A lentiviral vector overexpressing RAB26 was generated by cloning RAB26 cDNA into a pLVX-EF1α-IRES-Puro vector (catalogue no. 631988; Clontech, Mountain View, CA, USA) using the restriction enzymes EcoRI and BamHI (Takara).

Lentiviral shRNA vectors targeting human RAB26 and a scramble control vector were purchased from Genechem (https://www.genechem.com.cn; Shanghai, China). All plasmid vectors were verified via sequencing. The target sequences used are as follows:

Mock: 5-CCTAAGGTTAAGTCGCCCTCG-3

shRAB26#1: 5-CCGGCTGCATGATTACGTTAA-3

shRAB26#2: 5-ACAGAAGGCTTCACTGCTAAT-3

All transfection procedures were performed according to the manufacturer’s instructions.

2.8. Western Blot

Cells were digested, collected and washed twice with cold phosphate-buffered saline (PBS). Thereafter, they were lysed on ice using lysate buffer (#87787, Thermo Fisher) with a protease inhibitor (#P1010, Beyotime) for 30 min and centrifuged at 15,000 g at 4°C for 15 min. The supernatants were collected as whole cell lysates, and protein concentration was determined via BCA assay (#E112-01, Vazyme). A quantity of 50 μg of total protein and the following antibodies were used for western blot: mouse monoclonal anti-human β-actin antibody (#AF7018, Affinity), rabbit anti-human RAB26 antibody (#14284-1-AP, Proteintech), goat anti-rabbit antibody (#S0001, Affinity) and goat anti-mouse antibody (#A21010, Abbkine).

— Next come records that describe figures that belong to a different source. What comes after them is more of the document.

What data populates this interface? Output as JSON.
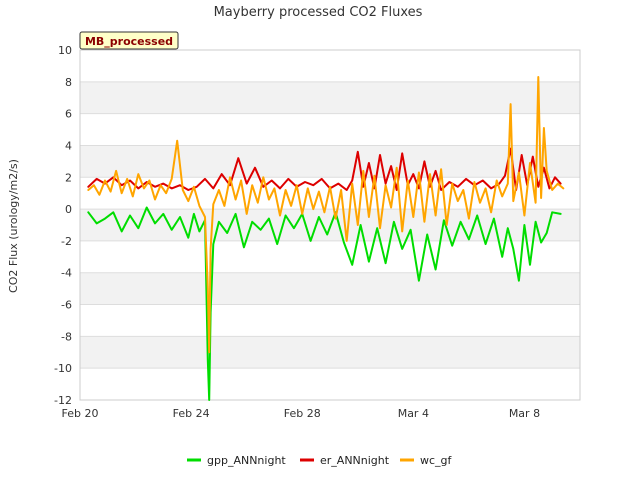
{
  "chart_data": {
    "type": "line",
    "title": "Mayberry processed CO2 Fluxes",
    "xlabel": "",
    "ylabel": "CO2 Flux (urology/m2/s)",
    "badge": "MB_processed",
    "ylim": [
      -12,
      10
    ],
    "yticks": [
      -12,
      -10,
      -8,
      -6,
      -4,
      -2,
      0,
      2,
      4,
      6,
      8,
      10
    ],
    "xlim": [
      0,
      18
    ],
    "xtick_positions": [
      0,
      4,
      8,
      12,
      16
    ],
    "xtick_labels": [
      "Feb 20",
      "Feb 24",
      "Feb 28",
      "Mar 4",
      "Mar 8"
    ],
    "series": [
      {
        "name": "gpp_ANNnight",
        "color": "#00dd00",
        "x": [
          0.3,
          0.6,
          0.9,
          1.2,
          1.5,
          1.8,
          2.1,
          2.4,
          2.7,
          3.0,
          3.3,
          3.6,
          3.9,
          4.1,
          4.3,
          4.5,
          4.6,
          4.65,
          4.7,
          4.8,
          5.0,
          5.3,
          5.6,
          5.9,
          6.2,
          6.5,
          6.8,
          7.1,
          7.4,
          7.7,
          8.0,
          8.3,
          8.6,
          8.9,
          9.2,
          9.5,
          9.8,
          10.1,
          10.4,
          10.7,
          11.0,
          11.3,
          11.6,
          11.9,
          12.2,
          12.5,
          12.8,
          13.1,
          13.4,
          13.7,
          14.0,
          14.3,
          14.6,
          14.9,
          15.2,
          15.4,
          15.6,
          15.8,
          16.0,
          16.2,
          16.4,
          16.6,
          16.8,
          17.0,
          17.3
        ],
        "values": [
          -0.2,
          -0.9,
          -0.6,
          -0.2,
          -1.4,
          -0.4,
          -1.2,
          0.1,
          -0.9,
          -0.3,
          -1.3,
          -0.5,
          -1.8,
          -0.3,
          -1.4,
          -0.7,
          -9.5,
          -12.0,
          -6.5,
          -2.2,
          -0.8,
          -1.5,
          -0.3,
          -2.4,
          -0.8,
          -1.3,
          -0.6,
          -2.2,
          -0.4,
          -1.2,
          -0.3,
          -2.0,
          -0.5,
          -1.6,
          -0.2,
          -2.1,
          -3.5,
          -1.0,
          -3.3,
          -1.2,
          -3.4,
          -0.8,
          -2.5,
          -1.3,
          -4.5,
          -1.6,
          -3.8,
          -0.7,
          -2.3,
          -0.8,
          -1.9,
          -0.4,
          -2.2,
          -0.6,
          -3.0,
          -1.2,
          -2.5,
          -4.5,
          -1.0,
          -3.5,
          -0.8,
          -2.1,
          -1.5,
          -0.2,
          -0.3
        ]
      },
      {
        "name": "er_ANNnight",
        "color": "#dd0000",
        "x": [
          0.3,
          0.6,
          0.9,
          1.2,
          1.5,
          1.8,
          2.1,
          2.4,
          2.7,
          3.0,
          3.3,
          3.6,
          3.9,
          4.2,
          4.5,
          4.8,
          5.1,
          5.4,
          5.7,
          6.0,
          6.3,
          6.6,
          6.9,
          7.2,
          7.5,
          7.8,
          8.1,
          8.4,
          8.7,
          9.0,
          9.3,
          9.6,
          9.8,
          10.0,
          10.2,
          10.4,
          10.6,
          10.8,
          11.0,
          11.2,
          11.4,
          11.6,
          11.8,
          12.0,
          12.2,
          12.4,
          12.6,
          12.8,
          13.0,
          13.3,
          13.6,
          13.9,
          14.2,
          14.5,
          14.8,
          15.1,
          15.3,
          15.5,
          15.7,
          15.9,
          16.1,
          16.3,
          16.5,
          16.7,
          16.9,
          17.1,
          17.3
        ],
        "values": [
          1.4,
          1.9,
          1.6,
          2.0,
          1.5,
          1.8,
          1.3,
          1.7,
          1.4,
          1.6,
          1.3,
          1.5,
          1.2,
          1.4,
          1.9,
          1.3,
          2.2,
          1.5,
          3.2,
          1.6,
          2.6,
          1.4,
          1.8,
          1.3,
          1.9,
          1.4,
          1.7,
          1.5,
          1.9,
          1.3,
          1.6,
          1.2,
          1.8,
          3.6,
          1.4,
          2.9,
          1.3,
          3.4,
          1.6,
          2.7,
          1.2,
          3.5,
          1.5,
          2.2,
          1.3,
          3.0,
          1.4,
          2.4,
          1.2,
          1.7,
          1.4,
          1.9,
          1.5,
          1.8,
          1.3,
          1.6,
          2.1,
          3.8,
          1.2,
          3.4,
          1.5,
          3.3,
          1.4,
          2.6,
          1.3,
          2.0,
          1.6
        ]
      },
      {
        "name": "wc_gf",
        "color": "#ffa500",
        "x": [
          0.3,
          0.5,
          0.7,
          0.9,
          1.1,
          1.3,
          1.5,
          1.7,
          1.9,
          2.1,
          2.3,
          2.5,
          2.7,
          2.9,
          3.1,
          3.3,
          3.5,
          3.7,
          3.9,
          4.1,
          4.3,
          4.5,
          4.6,
          4.65,
          4.7,
          4.8,
          5.0,
          5.2,
          5.4,
          5.6,
          5.8,
          6.0,
          6.2,
          6.4,
          6.6,
          6.8,
          7.0,
          7.2,
          7.4,
          7.6,
          7.8,
          8.0,
          8.2,
          8.4,
          8.6,
          8.8,
          9.0,
          9.2,
          9.4,
          9.6,
          9.8,
          10.0,
          10.2,
          10.4,
          10.6,
          10.8,
          11.0,
          11.2,
          11.4,
          11.6,
          11.8,
          12.0,
          12.2,
          12.4,
          12.6,
          12.8,
          13.0,
          13.2,
          13.4,
          13.6,
          13.8,
          14.0,
          14.2,
          14.4,
          14.6,
          14.8,
          15.0,
          15.2,
          15.4,
          15.5,
          15.6,
          15.8,
          16.0,
          16.2,
          16.4,
          16.5,
          16.6,
          16.7,
          16.8,
          17.0,
          17.2,
          17.4
        ],
        "values": [
          1.2,
          1.5,
          0.9,
          1.8,
          1.1,
          2.4,
          1.0,
          1.9,
          0.8,
          2.2,
          1.3,
          1.8,
          0.6,
          1.5,
          1.0,
          1.9,
          4.3,
          1.2,
          0.5,
          1.4,
          0.2,
          -0.5,
          -5.0,
          -9.0,
          -2.5,
          0.3,
          1.2,
          0.2,
          2.0,
          0.6,
          1.8,
          -0.3,
          1.5,
          0.4,
          2.0,
          0.6,
          1.3,
          -0.4,
          1.2,
          0.2,
          1.5,
          -0.3,
          1.3,
          0.0,
          1.1,
          -0.2,
          1.4,
          -0.6,
          1.2,
          -2.0,
          1.6,
          -1.0,
          2.4,
          -0.5,
          2.1,
          -1.2,
          1.5,
          0.1,
          2.6,
          -1.4,
          1.8,
          -0.5,
          2.3,
          -0.8,
          2.2,
          -0.4,
          2.5,
          -1.0,
          1.6,
          0.5,
          1.2,
          -0.6,
          1.7,
          0.4,
          1.3,
          -0.2,
          1.8,
          0.8,
          1.6,
          6.6,
          0.5,
          2.3,
          -0.4,
          2.9,
          0.4,
          8.3,
          0.7,
          5.1,
          2.4,
          1.2,
          1.6,
          1.3
        ]
      }
    ],
    "legend_position": "bottom-center"
  }
}
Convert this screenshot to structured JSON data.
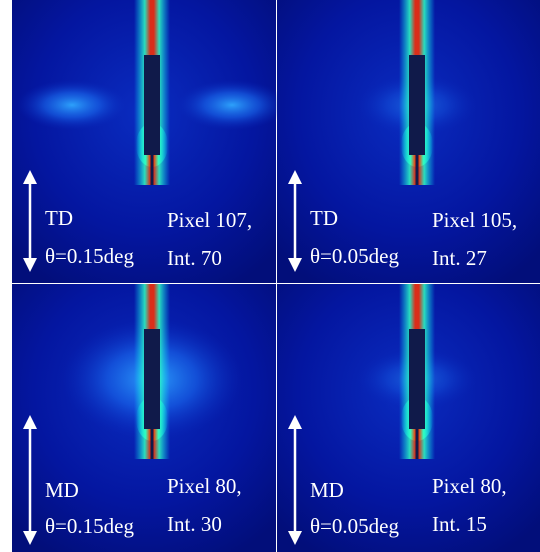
{
  "panels": [
    {
      "direction": "TD",
      "angle": "θ=0.15deg",
      "pixel": "Pixel 107,",
      "intensity": "Int. 70"
    },
    {
      "direction": "TD",
      "angle": "θ=0.05deg",
      "pixel": "Pixel 105,",
      "intensity": "Int. 27"
    },
    {
      "direction": "MD",
      "angle": "θ=0.15deg",
      "pixel": "Pixel 80,",
      "intensity": "Int. 30"
    },
    {
      "direction": "MD",
      "angle": "θ=0.05deg",
      "pixel": "Pixel 80,",
      "intensity": "Int. 15"
    }
  ]
}
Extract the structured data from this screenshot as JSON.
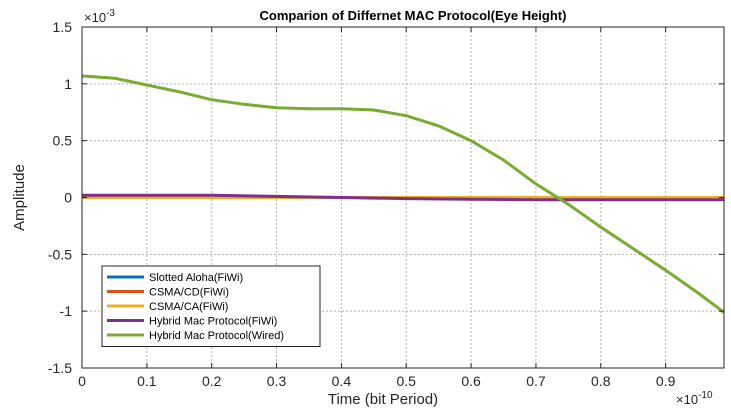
{
  "chart_data": {
    "type": "line",
    "title": "Comparion of Differnet MAC Protocol(Eye Height)",
    "xlabel": "Time (bit Period)",
    "ylabel": "Amplitude",
    "x_exponent_label": "×10",
    "x_exponent_power": "-10",
    "y_exponent_label": "×10",
    "y_exponent_power": "-3",
    "xlim": [
      0,
      0.99
    ],
    "ylim": [
      -1.5,
      1.5
    ],
    "x_ticks": [
      0,
      0.1,
      0.2,
      0.3,
      0.4,
      0.5,
      0.6,
      0.7,
      0.8,
      0.9
    ],
    "x_tick_labels": [
      "0",
      "0.1",
      "0.2",
      "0.3",
      "0.4",
      "0.5",
      "0.6",
      "0.7",
      "0.8",
      "0.9"
    ],
    "y_ticks": [
      -1.5,
      -1,
      -0.5,
      0,
      0.5,
      1,
      1.5
    ],
    "y_tick_labels": [
      "-1.5",
      "-1",
      "-0.5",
      "0",
      "0.5",
      "1",
      "1.5"
    ],
    "grid": true,
    "legend_position": "bottom-left",
    "series": [
      {
        "name": "Slotted Aloha(FiWi)",
        "color": "#0072BD",
        "x": [
          0,
          0.99
        ],
        "y": [
          0,
          0
        ]
      },
      {
        "name": "CSMA/CD(FiWi)",
        "color": "#D95319",
        "x": [
          0,
          0.99
        ],
        "y": [
          0,
          0
        ]
      },
      {
        "name": "CSMA/CA(FiWi)",
        "color": "#EDB120",
        "x": [
          0,
          0.99
        ],
        "y": [
          0,
          0
        ]
      },
      {
        "name": "Hybrid Mac Protocol(FiWi)",
        "color": "#7E2F8E",
        "x": [
          0,
          0.1,
          0.2,
          0.3,
          0.4,
          0.5,
          0.6,
          0.7,
          0.8,
          0.9,
          0.99
        ],
        "y": [
          0.02,
          0.02,
          0.02,
          0.01,
          0.0,
          -0.01,
          -0.015,
          -0.02,
          -0.02,
          -0.02,
          -0.02
        ]
      },
      {
        "name": "Hybrid Mac Protocol(Wired)",
        "color": "#77AC30",
        "x": [
          0,
          0.05,
          0.1,
          0.15,
          0.2,
          0.25,
          0.3,
          0.35,
          0.4,
          0.45,
          0.5,
          0.55,
          0.6,
          0.65,
          0.7,
          0.75,
          0.8,
          0.85,
          0.9,
          0.95,
          0.99
        ],
        "y": [
          1.07,
          1.05,
          0.99,
          0.93,
          0.86,
          0.82,
          0.79,
          0.78,
          0.78,
          0.77,
          0.72,
          0.63,
          0.5,
          0.33,
          0.12,
          -0.06,
          -0.26,
          -0.45,
          -0.64,
          -0.84,
          -1.01
        ]
      }
    ]
  }
}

2.9. Cell Proliferation Assay

Stable RAB26-overexpressing A549 cells and RAB26-knockdown H1299 cells were seeded in RPMI-1640 or DMEM/F12 medium (100 μL) in 96-well plates at a density of 2 × 103 cells/well. Cell viability was measured at 0, 24, 48 and 72 h using Cell Counting Kit-8 (CCK-8, Code: A311-01, Vazyme, Nanjing, China) according to the manufacturer’s instructions. Briefly, the Cell Counting Kit-8 solution was added to cells (10 μL/well) and incubated for 2 h. The absorbance was at 450 nm measured using a microplate reader (Synengy2, Bio-Tek, USA), and the GraphPad Prism (version 9.1.0) software was used for plotting the proliferation curve.

2.10. Colony Formation Assay

Approximately 200 cells/well were inoculated in a 6-well plate and cultured in a medium. After 2 weeks, the cells were fixed with methanol for 15 min and stained with 0.1% crystal violet for 20 min. The number of visible colonies was calculated using the ImageJ software, and the colonies with a diameter of >0.05 mm were scored.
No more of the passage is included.